Derivatives with multiple variable, help

[jonhendrix86]

Homework Statement

This is an Optimization Problem, find the maximum value.

P(R)=(E^2*R)/(R+r)^2

Homework Equations

P'(R)=?

The Attempt at a Solution

I have the solution to this problem, and I can solve it, I just don't understand some parts. I tend to think that the derivative of E^2*R = 2ER, like the power rule similar to if I solved x^2*y I would get 2xy. But the derivative of E^2*R is just E^2 and I cannot figure it out. Can someone please explain to me with mathematical proof why the derivative of E^2*R=E^2? Thanks a bunch.

 

[Dick]

Homework Statement

This is an Optimization Problem, find the maximum value.

P(R)=(E^2*R)/(R+r)^2

Homework Equations

P'(R)=?

The Attempt at a Solution

I have the solution to this problem, and I can solve it, I just don't understand some parts. I tend to think that the derivative of E^2*R = 2ER, like the power rule similar to if I solved x^2*y I would get 2xy. But the derivative of E^2*R is just E^2 and I cannot figure it out. Can someone please explain to me with mathematical proof why the derivative of E^2*R=E^2? Thanks a bunch.

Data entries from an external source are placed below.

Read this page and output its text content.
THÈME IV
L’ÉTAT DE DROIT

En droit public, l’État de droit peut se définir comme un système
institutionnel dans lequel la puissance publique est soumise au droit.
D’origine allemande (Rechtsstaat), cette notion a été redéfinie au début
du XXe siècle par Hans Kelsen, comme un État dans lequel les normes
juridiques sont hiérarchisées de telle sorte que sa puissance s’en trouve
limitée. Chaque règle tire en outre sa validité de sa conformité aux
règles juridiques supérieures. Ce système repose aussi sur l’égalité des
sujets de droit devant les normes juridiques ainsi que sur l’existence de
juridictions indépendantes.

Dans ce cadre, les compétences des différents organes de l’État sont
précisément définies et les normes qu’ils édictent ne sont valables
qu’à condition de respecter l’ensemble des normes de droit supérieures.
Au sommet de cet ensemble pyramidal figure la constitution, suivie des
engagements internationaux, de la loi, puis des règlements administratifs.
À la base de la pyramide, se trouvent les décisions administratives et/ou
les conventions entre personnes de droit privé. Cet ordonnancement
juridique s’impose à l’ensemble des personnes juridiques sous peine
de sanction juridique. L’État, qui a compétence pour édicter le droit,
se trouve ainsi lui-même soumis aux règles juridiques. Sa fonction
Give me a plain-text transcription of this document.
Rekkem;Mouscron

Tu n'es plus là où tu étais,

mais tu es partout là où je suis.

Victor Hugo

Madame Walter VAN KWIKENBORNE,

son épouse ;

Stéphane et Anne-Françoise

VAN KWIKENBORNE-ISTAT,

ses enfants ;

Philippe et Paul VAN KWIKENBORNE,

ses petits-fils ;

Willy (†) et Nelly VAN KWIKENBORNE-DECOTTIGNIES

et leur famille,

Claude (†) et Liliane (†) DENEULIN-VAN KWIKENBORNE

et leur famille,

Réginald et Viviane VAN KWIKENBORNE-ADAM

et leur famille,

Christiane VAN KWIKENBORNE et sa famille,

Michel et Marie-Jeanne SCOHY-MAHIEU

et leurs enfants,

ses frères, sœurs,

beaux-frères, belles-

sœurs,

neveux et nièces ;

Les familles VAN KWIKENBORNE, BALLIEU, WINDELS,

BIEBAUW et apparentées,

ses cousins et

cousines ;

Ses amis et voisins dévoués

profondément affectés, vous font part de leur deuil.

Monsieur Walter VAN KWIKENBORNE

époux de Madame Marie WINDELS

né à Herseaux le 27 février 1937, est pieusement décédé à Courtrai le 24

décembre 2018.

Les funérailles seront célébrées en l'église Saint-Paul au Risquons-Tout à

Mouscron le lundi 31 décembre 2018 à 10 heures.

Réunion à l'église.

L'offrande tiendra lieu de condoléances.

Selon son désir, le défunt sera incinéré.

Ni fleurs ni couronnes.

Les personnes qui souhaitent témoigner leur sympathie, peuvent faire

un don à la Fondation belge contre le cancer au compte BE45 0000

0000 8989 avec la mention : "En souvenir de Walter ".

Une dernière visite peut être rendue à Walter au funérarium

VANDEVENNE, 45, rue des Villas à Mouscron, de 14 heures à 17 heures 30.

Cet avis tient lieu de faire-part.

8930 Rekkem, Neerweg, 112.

It's because E and r are constants. R is the variable. The derivative of a constant is zero. If c is a constant then d/dR(cR)=c.

 

[haruspex]

P(R)=(E^2*R)/(R+r)^2
I tend to think that the derivative of E^2*R = 2ER, like the power rule similar to if I solved x^2*y I would get 2xy. But the derivative of E^2*R is just E^2 and I cannot figure it out. Can someone please explain to me with mathematical proof why the derivative of E^2*R=E^2? Thanks a bunch.

E is a constant here, yes? So E^2 is as well. You can just take the constant outside the derivative:
d/dx(c f(x)) = c d/dx(f(x)).
Note that this is not some special treatment of constants. You can get the same result using the product rule:
d/dx(c f(x)) = c d/dx(f(x)) + f(x) dc/dx, but because c is a constant dc/dx = 0.

 

[jonhendrix86]

Thank you! I see it now.

Concerning E^2*R,

if y'=uv'+vu', then y'=(E^2)(1)+(R)(0)=E^2.